Deste modo, temos por correcta a tese segundo a qual, embora o não tivesse referido expressamente, o legislador consagrou no referido art. 4º do diploma preambular uma norma de natureza transitória, referente aos processos por emissão de crimes de emissão de cheque sem provisão puníveis com pena de prisão superior a cinco anos que estivessem pendentes no tribunal singular, para o que este manteria a competência, sob pena de contradição com o diploma em geral, o que decerto, não terá sido a intenção legislativa subjacente.
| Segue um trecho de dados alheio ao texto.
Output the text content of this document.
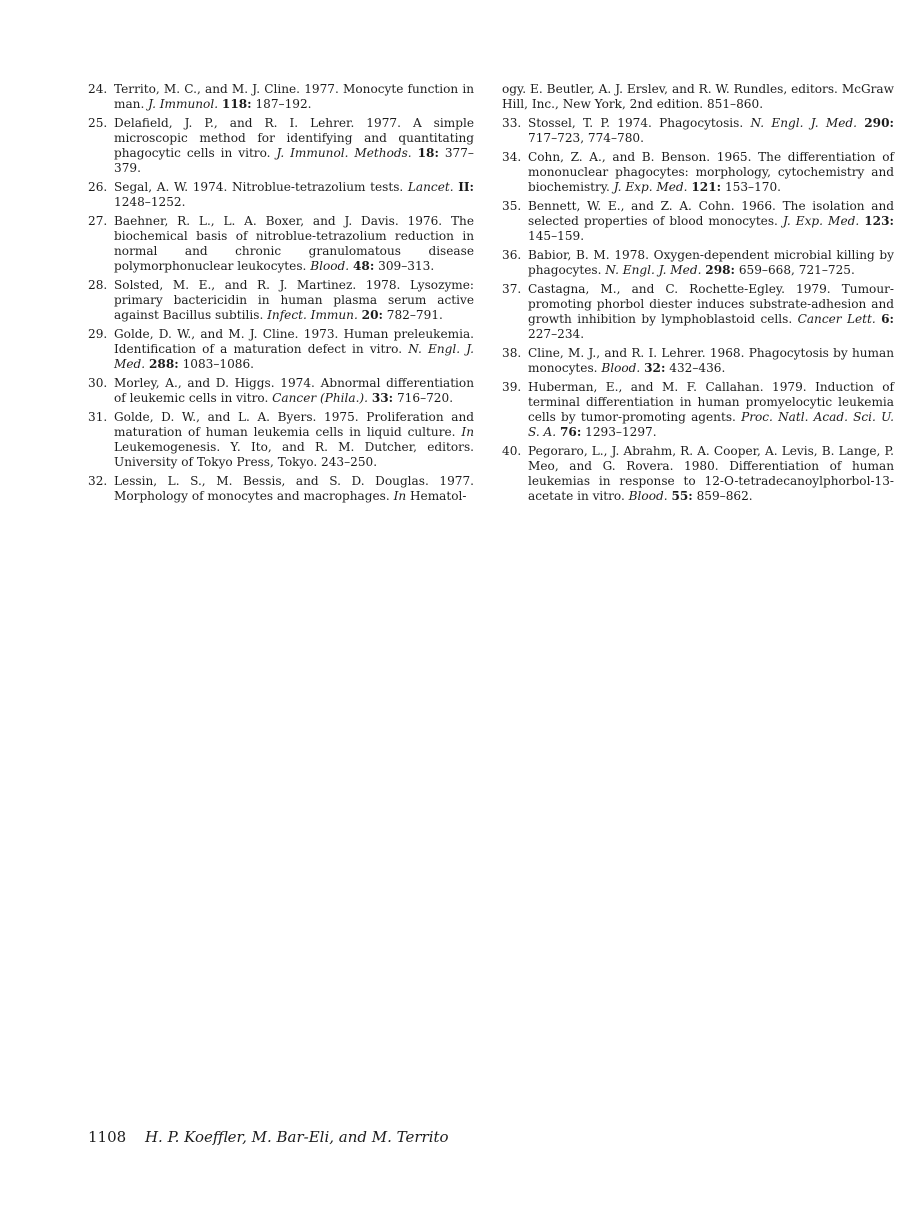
24. Territo, M. C., and M. J. Cline. 1977. Monocyte function in man. J. Immunol. 118: 187–192.
25. Delafield, J. P., and R. I. Lehrer. 1977. A simple microscopic method for identifying and quantitating phagocytic cells in vitro. J. Immunol. Methods. 18: 377–379.
26. Segal, A. W. 1974. Nitroblue-tetrazolium tests. Lancet. II: 1248–1252.
27. Baehner, R. L., L. A. Boxer, and J. Davis. 1976. The biochemical basis of nitroblue-tetrazolium reduction in normal and chronic granulomatous disease polymorphonuclear leukocytes. Blood. 48: 309–313.
28. Solsted, M. E., and R. J. Martinez. 1978. Lysozyme: primary bactericidin in human plasma serum active against Bacillus subtilis. Infect. Immun. 20: 782–791.
29. Golde, D. W., and M. J. Cline. 1973. Human preleukemia. Identification of a maturation defect in vitro. N. Engl. J. Med. 288: 1083–1086.
30. Morley, A., and D. Higgs. 1974. Abnormal differentiation of leukemic cells in vitro. Cancer (Phila.). 33: 716–720.
31. Golde, D. W., and L. A. Byers. 1975. Proliferation and maturation of human leukemia cells in liquid culture. In Leukemogenesis. Y. Ito, and R. M. Dutcher, editors. University of Tokyo Press, Tokyo. 243–250.
32. Lessin, L. S., M. Bessis, and S. D. Douglas. 1977. Morphology of monocytes and macrophages. In Hematol-
ogy. E. Beutler, A. J. Erslev, and R. W. Rundles, editors. McGraw Hill, Inc., New York, 2nd edition. 851–860.
33. Stossel, T. P. 1974. Phagocytosis. N. Engl. J. Med. 290: 717–723, 774–780.
34. Cohn, Z. A., and B. Benson. 1965. The differentiation of mononuclear phagocytes: morphology, cytochemistry and biochemistry. J. Exp. Med. 121: 153–170.
35. Bennett, W. E., and Z. A. Cohn. 1966. The isolation and selected properties of blood monocytes. J. Exp. Med. 123: 145–159.
36. Babior, B. M. 1978. Oxygen-dependent microbial killing by phagocytes. N. Engl. J. Med. 298: 659–668, 721–725.
37. Castagna, M., and C. Rochette-Egley. 1979. Tumour-promoting phorbol diester induces substrate-adhesion and growth inhibition by lymphoblastoid cells. Cancer Lett. 6: 227–234.
38. Cline, M. J., and R. I. Lehrer. 1968. Phagocytosis by human monocytes. Blood. 32: 432–436.
39. Huberman, E., and M. F. Callahan. 1979. Induction of terminal differentiation in human promyelocytic leukemia cells by tumor-promoting agents. Proc. Natl. Acad. Sci. U. S. A. 76: 1293–1297.
40. Pegoraro, L., J. Abrahm, R. A. Cooper, A. Levis, B. Lange, P. Meo, and G. Rovera. 1980. Differentiation of human leukemias in response to 12-O-tetradecanoylphorbol-13-acetate in vitro. Blood. 55: 859–862.
1108 H. P. Koeffler, M. Bar-Eli, and M. Territo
Neste sentido se pronunciaram os acórdãos: da Relação de Lisboa de 29.11.2005, relatado pela Exma. Sra. Juíza Desembargadora Filomena Clemente Lima que seguimos de muito perto na elaboração deste acórdão, contendo posição a que se adere, mas também desta Relação de 15.03.2006 (proc. 11413/05), de 19.02. 2004 (proc. 9934/03), de 4.03.2004 (proc. 85/04), de 15.01.03 (nº 62973), de 17.04.2002 (nº61613), todos disponíveis em www.dgsi.pt.

No presente caso, considerando que a norma do art. 4º apenas será aplicável aos crimes praticados antes da sua entrada em vigor, haverá que concluir que para o julgamento dos crimes em causa será competente o tribunal colectivo dada a pena máxima abstractamente aplicável ser superior a 5 anos de prisão.
III
Por tudo o exposto, acordam as Juízas desta secção em decidir o conflito por forma a atribuir a competência para o julgamento à 3ª Vara Criminal de Lisboa.
Sem custas.

O presente Acórdão foi elaborado em processador de texto e revisto pela Relatora que rubricou.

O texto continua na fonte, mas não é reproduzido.